Тут, прерывая мои размышления, в перегородку застучали - неожиданно сильно, так, что фанерные стены аж затряслись. Я обернулась и с изумлением увидела через щели в перегородке Ласа. Поймав мой взгляд, тот замахал рукой:
– Сатьяна! Родители здесь! Выходи!
Я подскочила, словно меня окатили ушатом холодной воды. Родители? Здесь?
Они и впрямь были тут. Сидели под навесом, на седьмом ряду: отец, мать – и неожиданно Вейс. Я остановилась, растерянная, не понимая, как себя вести.
Было так странно увидеть их после полугода разлуки. Не то чтобы они сильно изменились: отец и Вейс вообще были совершенно такими, какими я их помнила, мать разве что, кажется, чуть-чуть пополнела, лицо стало круглее и спокойнее.
– Вот и мы! – громко объявил Лас.
– Сатьяна! – первым вскочил папа.
Кинулся мне навстречу, но тут же остановился, словно вспомнил о чём-то, наклонился к матери, бережно придержал её за локоть, помогая встать.
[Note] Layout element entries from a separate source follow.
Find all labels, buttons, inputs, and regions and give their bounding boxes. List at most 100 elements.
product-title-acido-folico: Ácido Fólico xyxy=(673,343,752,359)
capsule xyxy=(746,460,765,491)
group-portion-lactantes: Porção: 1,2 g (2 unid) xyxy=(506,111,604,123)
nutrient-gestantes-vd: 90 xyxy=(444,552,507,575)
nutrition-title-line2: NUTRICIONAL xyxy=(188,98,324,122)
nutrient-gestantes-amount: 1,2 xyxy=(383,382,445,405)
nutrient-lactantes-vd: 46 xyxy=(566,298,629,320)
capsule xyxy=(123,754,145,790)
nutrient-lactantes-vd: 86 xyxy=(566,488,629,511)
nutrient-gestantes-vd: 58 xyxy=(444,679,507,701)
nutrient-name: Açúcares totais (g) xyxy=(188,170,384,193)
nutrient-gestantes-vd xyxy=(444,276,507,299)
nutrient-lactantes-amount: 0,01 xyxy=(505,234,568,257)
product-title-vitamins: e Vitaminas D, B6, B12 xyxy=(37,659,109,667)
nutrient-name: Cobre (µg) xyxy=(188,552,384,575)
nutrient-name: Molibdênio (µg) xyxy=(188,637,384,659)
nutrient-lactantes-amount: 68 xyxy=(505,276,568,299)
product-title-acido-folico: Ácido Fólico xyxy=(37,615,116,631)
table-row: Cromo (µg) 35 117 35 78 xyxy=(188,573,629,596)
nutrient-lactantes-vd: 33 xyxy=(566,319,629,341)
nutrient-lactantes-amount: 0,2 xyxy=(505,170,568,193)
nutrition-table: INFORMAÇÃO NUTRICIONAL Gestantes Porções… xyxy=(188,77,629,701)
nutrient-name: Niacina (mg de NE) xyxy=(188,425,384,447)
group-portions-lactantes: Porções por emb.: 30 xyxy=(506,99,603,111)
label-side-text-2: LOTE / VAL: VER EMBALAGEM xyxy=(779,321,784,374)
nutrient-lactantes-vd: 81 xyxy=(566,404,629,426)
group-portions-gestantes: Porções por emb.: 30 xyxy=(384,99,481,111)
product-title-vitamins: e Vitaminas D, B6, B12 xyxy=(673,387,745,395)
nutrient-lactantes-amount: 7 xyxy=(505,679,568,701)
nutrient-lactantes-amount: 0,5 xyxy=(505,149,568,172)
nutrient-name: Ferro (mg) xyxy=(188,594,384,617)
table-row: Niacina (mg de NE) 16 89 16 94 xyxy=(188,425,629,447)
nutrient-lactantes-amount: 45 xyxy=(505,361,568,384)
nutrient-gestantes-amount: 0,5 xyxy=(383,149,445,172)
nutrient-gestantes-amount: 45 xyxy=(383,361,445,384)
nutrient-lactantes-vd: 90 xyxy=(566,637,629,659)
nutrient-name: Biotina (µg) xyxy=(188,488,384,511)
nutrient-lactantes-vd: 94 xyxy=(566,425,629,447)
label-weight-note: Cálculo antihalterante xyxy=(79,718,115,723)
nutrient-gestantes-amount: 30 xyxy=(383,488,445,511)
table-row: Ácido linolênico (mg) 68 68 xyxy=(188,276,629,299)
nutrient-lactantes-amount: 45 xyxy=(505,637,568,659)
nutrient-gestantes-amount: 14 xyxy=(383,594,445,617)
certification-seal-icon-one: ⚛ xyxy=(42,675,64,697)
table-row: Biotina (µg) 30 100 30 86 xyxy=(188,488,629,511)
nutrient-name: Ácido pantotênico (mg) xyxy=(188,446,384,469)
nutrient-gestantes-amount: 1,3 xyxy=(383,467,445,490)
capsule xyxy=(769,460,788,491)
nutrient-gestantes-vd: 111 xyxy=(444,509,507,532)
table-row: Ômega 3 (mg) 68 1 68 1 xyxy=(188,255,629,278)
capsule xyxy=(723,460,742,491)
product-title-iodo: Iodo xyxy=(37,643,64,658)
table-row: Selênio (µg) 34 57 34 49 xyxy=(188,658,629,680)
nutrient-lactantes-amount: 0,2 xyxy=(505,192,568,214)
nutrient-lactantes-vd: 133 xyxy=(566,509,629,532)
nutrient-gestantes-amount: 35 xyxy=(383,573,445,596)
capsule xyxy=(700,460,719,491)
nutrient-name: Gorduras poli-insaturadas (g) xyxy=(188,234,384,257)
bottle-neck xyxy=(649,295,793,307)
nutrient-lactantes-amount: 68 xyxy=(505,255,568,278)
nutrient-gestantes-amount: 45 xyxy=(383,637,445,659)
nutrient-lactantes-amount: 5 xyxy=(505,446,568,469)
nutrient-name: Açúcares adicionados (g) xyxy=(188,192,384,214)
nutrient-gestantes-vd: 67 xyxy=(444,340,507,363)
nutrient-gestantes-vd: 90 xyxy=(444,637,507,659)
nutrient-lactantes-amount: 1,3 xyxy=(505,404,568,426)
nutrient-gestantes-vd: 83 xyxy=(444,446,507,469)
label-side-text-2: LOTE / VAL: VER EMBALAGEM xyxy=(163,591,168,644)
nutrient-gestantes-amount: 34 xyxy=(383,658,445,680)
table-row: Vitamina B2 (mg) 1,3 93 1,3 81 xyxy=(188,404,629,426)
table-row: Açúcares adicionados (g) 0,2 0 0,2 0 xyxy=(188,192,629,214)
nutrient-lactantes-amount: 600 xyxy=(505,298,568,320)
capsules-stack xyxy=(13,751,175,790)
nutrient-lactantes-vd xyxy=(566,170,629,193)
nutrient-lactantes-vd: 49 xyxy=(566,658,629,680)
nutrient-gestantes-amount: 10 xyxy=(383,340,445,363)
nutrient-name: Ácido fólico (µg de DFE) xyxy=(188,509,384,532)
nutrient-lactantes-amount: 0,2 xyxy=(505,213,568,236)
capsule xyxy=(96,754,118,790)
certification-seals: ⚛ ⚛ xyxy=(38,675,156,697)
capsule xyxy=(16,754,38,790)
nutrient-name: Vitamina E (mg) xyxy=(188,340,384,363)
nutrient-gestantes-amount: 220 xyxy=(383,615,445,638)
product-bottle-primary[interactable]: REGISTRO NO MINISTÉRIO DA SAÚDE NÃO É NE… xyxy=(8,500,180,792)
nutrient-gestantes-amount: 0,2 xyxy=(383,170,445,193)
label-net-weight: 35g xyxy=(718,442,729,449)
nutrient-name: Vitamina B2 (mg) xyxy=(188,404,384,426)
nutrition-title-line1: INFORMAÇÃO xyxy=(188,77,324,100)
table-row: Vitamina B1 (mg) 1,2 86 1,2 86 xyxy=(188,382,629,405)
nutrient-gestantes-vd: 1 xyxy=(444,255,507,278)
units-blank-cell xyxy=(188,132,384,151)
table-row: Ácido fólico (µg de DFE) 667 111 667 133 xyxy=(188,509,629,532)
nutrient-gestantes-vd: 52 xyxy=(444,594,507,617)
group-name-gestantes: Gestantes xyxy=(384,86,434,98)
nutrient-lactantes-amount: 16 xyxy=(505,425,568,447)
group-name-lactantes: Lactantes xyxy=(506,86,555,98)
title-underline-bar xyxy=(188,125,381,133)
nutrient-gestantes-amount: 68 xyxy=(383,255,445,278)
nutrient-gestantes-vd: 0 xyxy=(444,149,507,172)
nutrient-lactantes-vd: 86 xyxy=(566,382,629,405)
И когда она выпрямилась и улыбнулась мне, рассеянно, словно машинально, поглаживая округлившийся животик, я замерла.
По телу прошла дрожь, меня охватило странное ощущение. Непривычное и в то же время удивительно знакомое. Как будто тёплый ветер ерошит макушку, и на кухне остывают бабушкины пироги, и пахнет нагретой солнцем клубникой. И мама берёт меня на колени и рассказывает что-то, и её голос журчит, и я жмурюсь, как довольная кошка.
– Нигос, мама… папа…
Глаза почему-то стали мокрыми, в носу засвербело. Я шагнула им навстречу, ещё сама толком не понимая, что сказать, как вести себя с ними. Но мне и не пришлось ничего придумывать.
Они сразу поняли, куда устремлён мой взгляд. Папа смущённо заулыбался, мама поймала мою руку и положила себе на живот. Сказала гордо и довольно:
– Уговорил ведь! Мало ему пятерых детей, ещё одного давай, говорит, на старости лет!
Я засмеялась сквозь слёзы. Какая ещё старость, матери едва за сорок, а обладающие силой стареют позже.
Мамин живот под тонкой тканью платья был неожиданно тугим и твёрдым, как барабан, и от мысли, что внутри спит мой новый братик или сестрёнка, на глаза снова наворачивались глупые слёзы.
Через полчаса мы сидели на террасе одного из кафе на торговой улице академии. Папа оживлённо рассказывал, как мама проедала ему плешь, пока он не согласился отвезти её в Отрай, в академию, какой капризной она стала с началом беременности и как ему приходилось каждое утро мотаться на рынок, чтобы принести матери свежее молоко. Ей, видите ли, во что бы то ли стало требовалось именно свежее и чтобы его приносил именно папа.
Мама вставляла язвительные комментарии, но периодически замирала и будто прислушивалась к тому, что происходит у неё внутри. В такие моменты лицо у неё становилось удивительно спокойным и красивым. Я стеснялась глядеть на неё, но всё равно то и дело ловила себя на том, что смотрю во все глаза.